— Вот я тебе! — Казимирас погрозил кулаком охотнику и бегом скрылся в одной из дверей выходящих на платформу.
«За специями пошёл», — решил такс, мысленно прикидывая, где же может быть спрятано мясо. Не считать же таковым безродную дворнягу, что, выпучив в ужасе глаза, безуспешно рвётся со своей цепи?
Кажется, Ионаускас не смог отыскать перец и лаврушку, и потому через пару минут выскочил с двустволкой в руках.
В это же самое время в одном из вагонов мирно продолжалась затянувшаяся с вечера пирушка. Господа офицеры изволили устроить небольшой проворот. Всё в рамках приличий. Никаких баб-с, по причине полного отсутствия оных в поезде.
Полковник Дёмин поставил пустой стакан на столик, погладил объёмистый живот, и тяжело вздохнул:
— Эх, господа, научишься в скитаниях по заграницам употреблять всякую гадость. Разве это коньяк? Вы помните, какой он должен быть настоящий?
— Шустовский?
— Ну, вспомнили. Хотя бы армянский, каким нас Юденич в Эривани на Рождество угощал. Запамятовал, в каком это году?
— Это когда Вы, Николай Константинович, козла шашкой рубили?
— Перерубил же? А не Вы ли, Дмитрий Иванович, изволили на него турецкую феску одеть?
Скуластый казачий офицер-забайкалец улыбнулся, вспоминая весёлые фронтовые времена.
— Вы же сами, господин полковник, убеждали меня, что Энвер-паша — рогатое животное с неприятным запахом. Сиречь — козёл.
— Я же не совсем это имел ввиду, — Дёмин взглядом измерил остаток коньяка в бутылке. — Впрочем, ежели мы бы тогда пили Шустовский….
— Поверите, в жизни его не пробовал. Только издали видел, — смущённо признался есаул Хванской.
— Думаете я его вёдрами хлестал? Единый раз только, обмывая первые офицерские погоны. Да и то зря. Разве можно запомнить и прочувствовать вкус, если перед тем пили шампанское, водку, и ярославскую мадеру?
— Сочувствую. А не знаете, что сейчас в Литве пьют? Грех ведь большой — проехать всю страну, и не приобщиться к местной культуре.
— За чем же дело стало, Дмитрий Иванович? Давеча мимо окошка абориген промелькнул. Если желаете, окликните его и пошлите в буфет.

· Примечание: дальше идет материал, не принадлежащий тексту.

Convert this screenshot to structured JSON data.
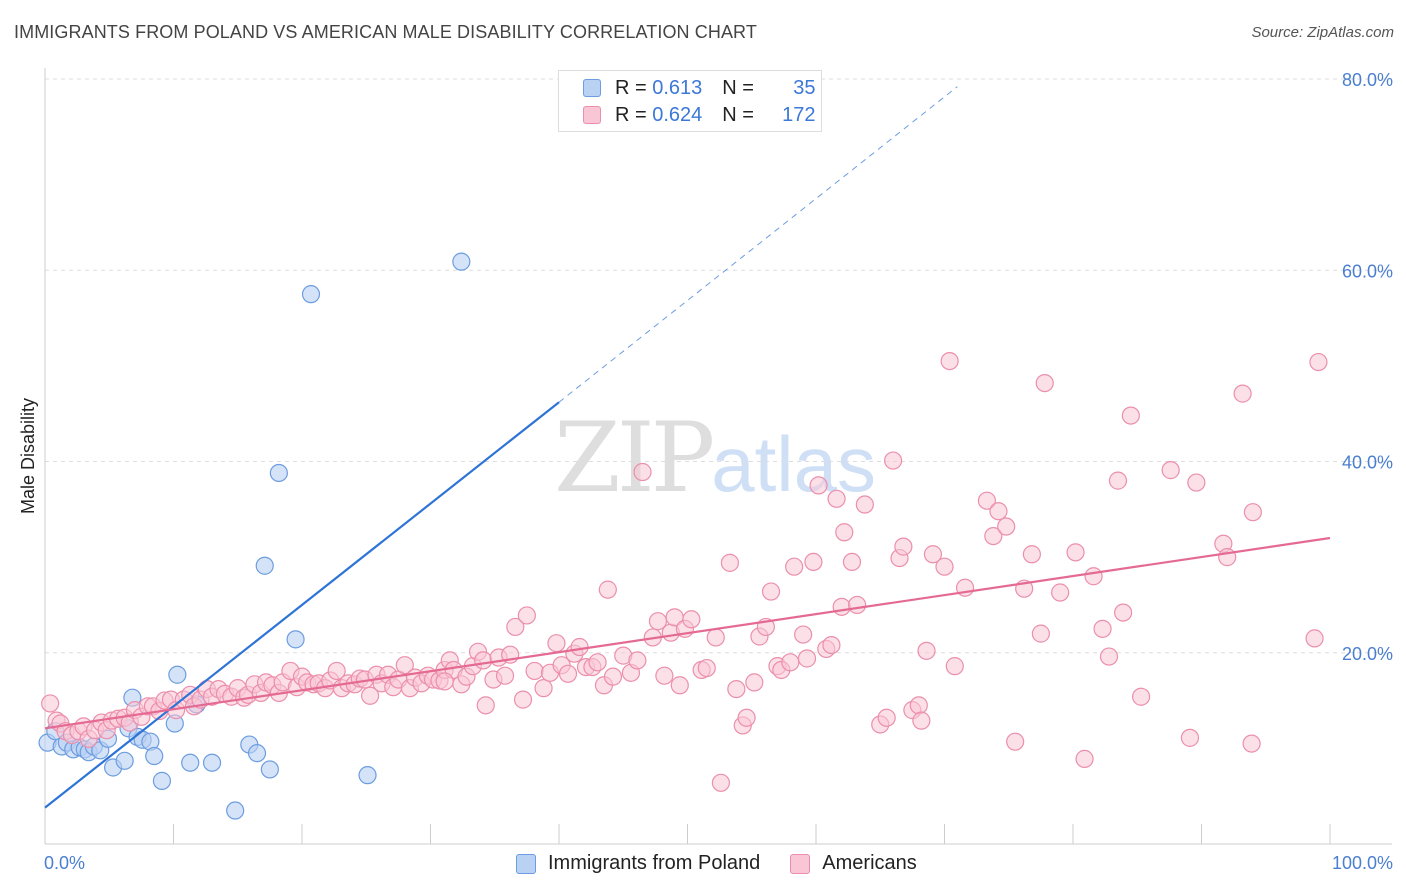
{
  "title": "IMMIGRANTS FROM POLAND VS AMERICAN MALE DISABILITY CORRELATION CHART",
  "source": "Source: ZipAtlas.com",
  "watermark": {
    "zip": "ZIP",
    "atlas": "atlas"
  },
  "legend": {
    "rows": [
      {
        "r_label": "R =",
        "r_value": "0.613",
        "n_label": "N =",
        "n_value": "35"
      },
      {
        "r_label": "R =",
        "r_value": "0.624",
        "n_label": "N =",
        "n_value": "172"
      }
    ]
  },
  "bottom_legend": [
    "Immigrants from Poland",
    "Americans"
  ],
  "colors": {
    "blue_fill": "#b9d1f3",
    "blue_stroke": "#6c9de0",
    "blue_line": "#2e74d6",
    "pink_fill": "#f9c6d5",
    "pink_stroke": "#eb8fac",
    "pink_line": "#e46a94",
    "grid": "#dddddd",
    "tick_text": "#4a7fd0"
  },
  "chart_data": {
    "type": "scatter",
    "title": "IMMIGRANTS FROM POLAND VS AMERICAN MALE DISABILITY CORRELATION CHART",
    "xlabel": "",
    "ylabel": "Male Disability",
    "xlim": [
      0,
      100
    ],
    "ylim": [
      0,
      80
    ],
    "x_ticks": [
      "0.0%",
      "100.0%"
    ],
    "y_ticks": [
      "20.0%",
      "40.0%",
      "60.0%",
      "80.0%"
    ],
    "grid": "horizontal dashed",
    "legend_position": "top-center",
    "series": [
      {
        "name": "Immigrants from Poland",
        "R": 0.613,
        "N": 35,
        "trend": {
          "x0": 0,
          "y0": 3.8,
          "x1": 40,
          "y1": 46.2,
          "dashed_to": [
            71,
            79.2
          ]
        },
        "points": [
          [
            0.2,
            10.6
          ],
          [
            0.8,
            11.8
          ],
          [
            1.3,
            10.2
          ],
          [
            1.7,
            10.6
          ],
          [
            2.2,
            9.9
          ],
          [
            2.7,
            10.1
          ],
          [
            3.1,
            9.9
          ],
          [
            3.4,
            9.6
          ],
          [
            3.8,
            10.2
          ],
          [
            4.3,
            9.8
          ],
          [
            4.9,
            11.0
          ],
          [
            5.3,
            8.0
          ],
          [
            6.2,
            8.7
          ],
          [
            6.5,
            12.1
          ],
          [
            6.8,
            15.3
          ],
          [
            7.2,
            11.2
          ],
          [
            7.6,
            10.9
          ],
          [
            8.2,
            10.7
          ],
          [
            8.5,
            9.2
          ],
          [
            9.1,
            6.6
          ],
          [
            10.1,
            12.6
          ],
          [
            10.3,
            17.7
          ],
          [
            11.3,
            8.5
          ],
          [
            11.8,
            14.6
          ],
          [
            13.0,
            8.5
          ],
          [
            14.8,
            3.5
          ],
          [
            15.9,
            10.4
          ],
          [
            16.5,
            9.5
          ],
          [
            17.1,
            29.1
          ],
          [
            17.5,
            7.8
          ],
          [
            18.2,
            38.8
          ],
          [
            19.5,
            21.4
          ],
          [
            20.7,
            57.5
          ],
          [
            25.1,
            7.2
          ],
          [
            32.4,
            60.9
          ]
        ]
      },
      {
        "name": "Americans",
        "R": 0.624,
        "N": 172,
        "trend": {
          "x0": 0,
          "y0": 12.1,
          "x1": 100,
          "y1": 32.0
        },
        "points": [
          [
            0.4,
            14.7
          ],
          [
            0.9,
            12.9
          ],
          [
            1.2,
            12.6
          ],
          [
            1.6,
            11.8
          ],
          [
            2.1,
            11.4
          ],
          [
            2.6,
            11.8
          ],
          [
            3.0,
            12.3
          ],
          [
            3.4,
            11.0
          ],
          [
            3.9,
            11.9
          ],
          [
            4.4,
            12.7
          ],
          [
            4.8,
            11.9
          ],
          [
            5.2,
            12.9
          ],
          [
            5.7,
            13.1
          ],
          [
            6.2,
            13.2
          ],
          [
            6.6,
            12.7
          ],
          [
            7.0,
            14.0
          ],
          [
            7.5,
            13.3
          ],
          [
            8.0,
            14.4
          ],
          [
            8.4,
            14.4
          ],
          [
            8.9,
            13.9
          ],
          [
            9.3,
            15.0
          ],
          [
            9.8,
            15.1
          ],
          [
            10.2,
            14.0
          ],
          [
            10.8,
            15.1
          ],
          [
            11.3,
            15.6
          ],
          [
            11.6,
            14.4
          ],
          [
            12.1,
            15.1
          ],
          [
            12.6,
            16.2
          ],
          [
            13.0,
            15.4
          ],
          [
            13.5,
            16.2
          ],
          [
            14.0,
            15.7
          ],
          [
            14.5,
            15.4
          ],
          [
            15.0,
            16.3
          ],
          [
            15.5,
            15.3
          ],
          [
            15.8,
            15.6
          ],
          [
            16.3,
            16.7
          ],
          [
            16.8,
            15.8
          ],
          [
            17.2,
            16.9
          ],
          [
            17.7,
            16.6
          ],
          [
            18.2,
            15.8
          ],
          [
            18.5,
            16.9
          ],
          [
            19.1,
            18.1
          ],
          [
            19.6,
            16.4
          ],
          [
            20.0,
            17.5
          ],
          [
            20.4,
            16.9
          ],
          [
            20.9,
            16.7
          ],
          [
            21.3,
            16.8
          ],
          [
            21.8,
            16.3
          ],
          [
            22.2,
            17.1
          ],
          [
            22.7,
            18.1
          ],
          [
            23.1,
            16.3
          ],
          [
            23.6,
            16.8
          ],
          [
            24.1,
            16.7
          ],
          [
            24.5,
            17.3
          ],
          [
            24.9,
            17.2
          ],
          [
            25.3,
            15.5
          ],
          [
            25.8,
            17.7
          ],
          [
            26.2,
            16.8
          ],
          [
            26.7,
            17.7
          ],
          [
            27.1,
            16.4
          ],
          [
            27.5,
            17.2
          ],
          [
            28.0,
            18.7
          ],
          [
            28.4,
            16.3
          ],
          [
            28.8,
            17.4
          ],
          [
            29.3,
            16.8
          ],
          [
            29.8,
            17.6
          ],
          [
            30.2,
            17.2
          ],
          [
            30.7,
            17.1
          ],
          [
            31.1,
            18.2
          ],
          [
            31.5,
            19.2
          ],
          [
            31.8,
            18.2
          ],
          [
            32.4,
            16.7
          ],
          [
            32.8,
            17.5
          ],
          [
            33.3,
            18.6
          ],
          [
            33.7,
            20.1
          ],
          [
            34.1,
            19.2
          ],
          [
            34.3,
            14.5
          ],
          [
            34.9,
            17.2
          ],
          [
            35.3,
            19.5
          ],
          [
            35.8,
            17.6
          ],
          [
            36.2,
            19.8
          ],
          [
            36.6,
            22.7
          ],
          [
            37.2,
            15.1
          ],
          [
            37.5,
            23.9
          ],
          [
            38.1,
            18.1
          ],
          [
            38.8,
            16.3
          ],
          [
            39.3,
            17.9
          ],
          [
            39.8,
            21.0
          ],
          [
            40.2,
            18.7
          ],
          [
            40.7,
            17.8
          ],
          [
            41.2,
            19.9
          ],
          [
            41.6,
            20.6
          ],
          [
            42.1,
            18.5
          ],
          [
            42.6,
            18.5
          ],
          [
            43.0,
            19.0
          ],
          [
            43.5,
            16.6
          ],
          [
            43.8,
            26.6
          ],
          [
            44.2,
            17.5
          ],
          [
            45.0,
            19.7
          ],
          [
            45.6,
            17.9
          ],
          [
            46.1,
            19.2
          ],
          [
            46.5,
            38.9
          ],
          [
            47.3,
            21.6
          ],
          [
            47.7,
            23.3
          ],
          [
            48.2,
            17.6
          ],
          [
            48.7,
            22.1
          ],
          [
            49.0,
            23.7
          ],
          [
            49.4,
            16.6
          ],
          [
            49.8,
            22.5
          ],
          [
            50.3,
            23.5
          ],
          [
            51.1,
            18.2
          ],
          [
            51.5,
            18.4
          ],
          [
            52.2,
            21.6
          ],
          [
            52.6,
            6.4
          ],
          [
            53.3,
            29.4
          ],
          [
            53.8,
            16.2
          ],
          [
            54.3,
            12.4
          ],
          [
            54.6,
            13.2
          ],
          [
            55.2,
            16.9
          ],
          [
            55.6,
            21.7
          ],
          [
            56.1,
            22.7
          ],
          [
            56.5,
            26.4
          ],
          [
            57.0,
            18.6
          ],
          [
            57.3,
            18.2
          ],
          [
            58.0,
            19.0
          ],
          [
            58.3,
            29.0
          ],
          [
            59.0,
            21.9
          ],
          [
            59.3,
            19.4
          ],
          [
            59.8,
            29.5
          ],
          [
            60.2,
            37.5
          ],
          [
            60.8,
            20.4
          ],
          [
            61.2,
            20.8
          ],
          [
            61.6,
            36.1
          ],
          [
            62.0,
            24.8
          ],
          [
            62.2,
            32.6
          ],
          [
            62.8,
            29.5
          ],
          [
            63.2,
            25.0
          ],
          [
            63.8,
            35.5
          ],
          [
            65.0,
            12.5
          ],
          [
            65.5,
            13.2
          ],
          [
            66.0,
            40.1
          ],
          [
            66.5,
            29.9
          ],
          [
            66.8,
            31.1
          ],
          [
            67.5,
            14.0
          ],
          [
            68.0,
            14.5
          ],
          [
            68.2,
            12.9
          ],
          [
            68.6,
            20.2
          ],
          [
            69.1,
            30.3
          ],
          [
            70.0,
            29.0
          ],
          [
            70.4,
            50.5
          ],
          [
            70.8,
            18.6
          ],
          [
            71.6,
            26.8
          ],
          [
            73.3,
            35.9
          ],
          [
            73.8,
            32.2
          ],
          [
            74.2,
            34.8
          ],
          [
            74.8,
            33.2
          ],
          [
            75.5,
            10.7
          ],
          [
            76.2,
            26.7
          ],
          [
            76.8,
            30.3
          ],
          [
            77.5,
            22.0
          ],
          [
            77.8,
            48.2
          ],
          [
            79.0,
            26.3
          ],
          [
            80.2,
            30.5
          ],
          [
            80.9,
            8.9
          ],
          [
            81.6,
            28.0
          ],
          [
            82.3,
            22.5
          ],
          [
            82.8,
            19.6
          ],
          [
            83.5,
            38.0
          ],
          [
            83.9,
            24.2
          ],
          [
            84.5,
            44.8
          ],
          [
            85.3,
            15.4
          ],
          [
            87.6,
            39.1
          ],
          [
            89.1,
            11.1
          ],
          [
            89.6,
            37.8
          ],
          [
            91.7,
            31.4
          ],
          [
            92.0,
            30.0
          ],
          [
            93.2,
            47.1
          ],
          [
            93.9,
            10.5
          ],
          [
            94.0,
            34.7
          ],
          [
            98.8,
            21.5
          ],
          [
            99.1,
            50.4
          ],
          [
            31.1,
            17.0
          ]
        ]
      }
    ]
  }
}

Хванской надел выгоревшую фуражку с жёлтым околышем и достал из кармана бумажник.
— Только у меня местной валюты нет.
— И не нужно. Это же Европа. За франк Вас обцелуют с ног до головы, а за два франка на руках до нужного места донесут.
— Да Вы националист, Николай Константинович.
— Я? Ну уж нет, увольте, — не согласился Дёмин. — Просто не люблю инородцев.
— А как же…? — Есаул покосился на уснувшего уже князя Башарова.
— Алишер? Помилуй Бог, Дмитрий Иванович, причём тут татары? Я же Вам про нерусских говорю.